Remembering Diego Maradona one year on: Edinburgh Rugby’s Ramiro Moyano on meeting the icon and his impact in Argentina
Argentina may be a football-mad nation but Ramiro Moyano’s background is strictly rugby, even if the Edinburgh player can point to a couple of encounters with Diego Maradona.
Today marks the first anniversary of the death of the player many regard as the world’s greatest footballer but who continues to divide opinion.
“I met Maradona at the Sevens in Dubai, and the second time was in England. I was lucky to do that,” said Moyano
“I think when he was living in other countries, every time an Argentinian team went there he would support them.”
His death provoked a huge outpouring of grief in Argentina but there were detractors too for someone whose talents were beyond compare but who often crossed over into dark areas.
“I think for all the people of Argentina it had a really hard impact,” Moyano said of Maradona’s death. “But there was always a fight between the people who love and the people who hate. For me, as a professional player, he was outstanding. What he did in his personal life - if you can separate that, it’s really good. If you put it all together maybe you’re not so fond of him.”
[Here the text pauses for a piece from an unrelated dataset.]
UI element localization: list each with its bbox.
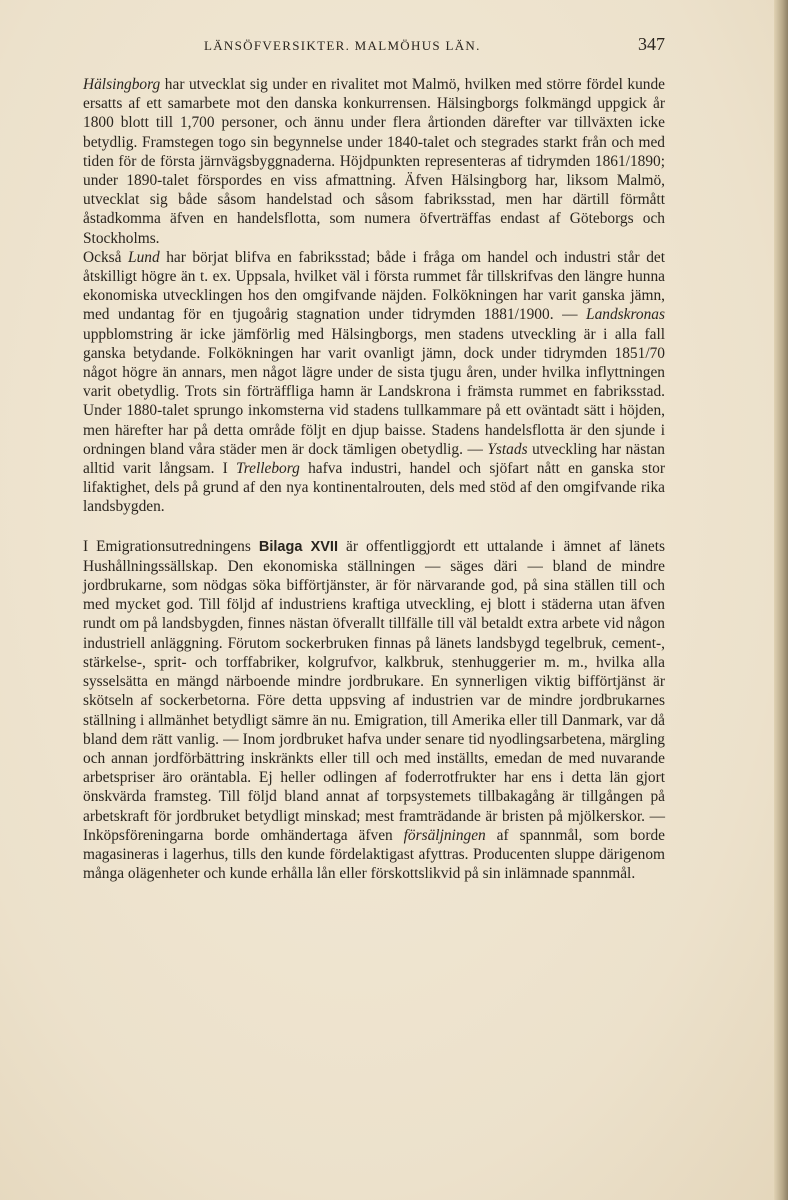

“I’m trying to help him a little bit with the language and the city,” said Moyano. “I’ve been here for three months and he’s only been here two days, so I’m trying to be supportive with whatever he needs.”
While Moyano is rugby through and through he revealed that Boffelli was a handy footballer.
“I’ve been raised in a rugby family, so for me that’s the main course,” said Moyano. “Football is massive in Argentina. I think the best footballer here is Emiliano. He’s really good. I think he played some professional football when he was younger. But I’ve been raised in a rugby family. That’s why I’m here.”
Having made his competitive debut in the 20-20 draw with the Stormers last month, Moyano is looking to kick on, starting with this weekend’s match against the Dragons in Newport.
He has only had a brief taste of the United Rugby Championship but knows the style is different to the game played back home and in the Top 14. He is relishing the contrast and is unfazed - thus far, at least - by the Scottish weather.
“It’s not too bad. I think it will get worse, for sure, but you get used to the weather,” he said. “I’m from Tucuman in the north - it’s really hot over there.
“In France it’s a different game time from here - they play more champagne rugby, as they call it, and they don’t count the structure.
“Here it’s more a blend of that kind of rugby and this kind of rugby and the Argie Super Rugby. Maybe it can make me improve a little bit: that’s what I’m trying to do.”